A single composite molded nut incorporates the carriage and linear guide block. Although this is a highvalue leadscrew, the composite molded nut reduced component costs and simplified assembly and alignment.


Once thought of as a cheap substitute for ball screws, leadscrews found use in less-demanding applications. Early leadscrew construction often used low-quality ball screw or fastener threads. A simple, one-piece nut provided basic power transmission and rotary-to-linear motion conversion. That has all changed today.

Primarily, leadscrews use sliding friction between the nut and screw rather than the rolling friction of ball bearings used in ball screws. Modern materials keep leadscrew friction between the nut and screw low — typically less than a factor of 0.10 — without external lubrication.

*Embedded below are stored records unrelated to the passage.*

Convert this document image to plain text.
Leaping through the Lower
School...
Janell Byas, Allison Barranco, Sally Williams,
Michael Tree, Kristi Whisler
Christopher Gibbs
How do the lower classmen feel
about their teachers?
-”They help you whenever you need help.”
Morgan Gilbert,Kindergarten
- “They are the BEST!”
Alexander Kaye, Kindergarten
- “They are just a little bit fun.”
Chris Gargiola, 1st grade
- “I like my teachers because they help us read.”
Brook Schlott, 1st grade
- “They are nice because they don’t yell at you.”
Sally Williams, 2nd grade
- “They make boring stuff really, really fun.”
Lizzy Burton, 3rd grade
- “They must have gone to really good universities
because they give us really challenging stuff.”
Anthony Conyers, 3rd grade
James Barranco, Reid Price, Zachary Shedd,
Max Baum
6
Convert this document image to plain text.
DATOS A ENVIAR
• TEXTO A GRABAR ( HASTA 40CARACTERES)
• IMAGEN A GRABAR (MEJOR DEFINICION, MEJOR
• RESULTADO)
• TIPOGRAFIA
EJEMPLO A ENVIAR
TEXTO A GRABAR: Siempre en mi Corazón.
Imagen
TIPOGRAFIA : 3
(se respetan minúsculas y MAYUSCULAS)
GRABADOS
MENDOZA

Leadscrews built with today's technology now offer many distinct advantages for motion control. A quick list includes: practically zero maintenance, no lubrication requirements, lower particulate generation, longer life with noncatastrophic failure, quieter operation without recirculating ball noise, high helix for fast leads greater than 100 mm/rev, and also fine threads with some as small as 0.5 mm/rev. Additional features include nonbackdriving or selflocking leads, multifunction nuts, customized nut designs, almost zero backlash with very light preloads and low drag, and a lower cost/selling price — sometimes 25 to 90% less than an equivalent ball screw.

Leadscrews assembled with precision rolled threads offer lead accuracy to 0.1 m/mm at lengths up to 4 m. Poly-mer composite nuts provide high strength for dynamic loads up to 250 kg and long life with travels over 750 million cm. Composites molded to custom shapes adapt leadscrews to specific applications while antibacklash nut designs automatically compensate for wear.

Ball screws have higher theoretical efficiencies over leadscrews thanks to the mechanics of their rolling elements. In practice, the differences are often small because of the effects of lubricant viscosity and manufacturing tolerances. It is these same efficiencies that prevent ball screws from offering selflocking, nonbackdriving leads.

The best ground ball screws offer greater maximum speed, lead accuracy, and load capacity. Rolled ball screws are less expensive than ground ball screws; but also have compromises that reduce their advantages. Users get high load ratings but are left with higher maintenance components, shorter screw life, and less design flexibility. And rolled ball screws may still cost several times more than precision rolled leadscrews.

Top quality leadscrews outperform more expensive ball screws. They are an enabling technology without which some products would never make it to market. For example, leadscrews work well in wash-down environments. Materials used for lubricant-free operation allow total immersion in water or many other fluids. Miniature leadscrews having 2 to 4-mm diameter with and without antibacklash compensation helped bring the latest data-storage drives and telecommunications equipment to market.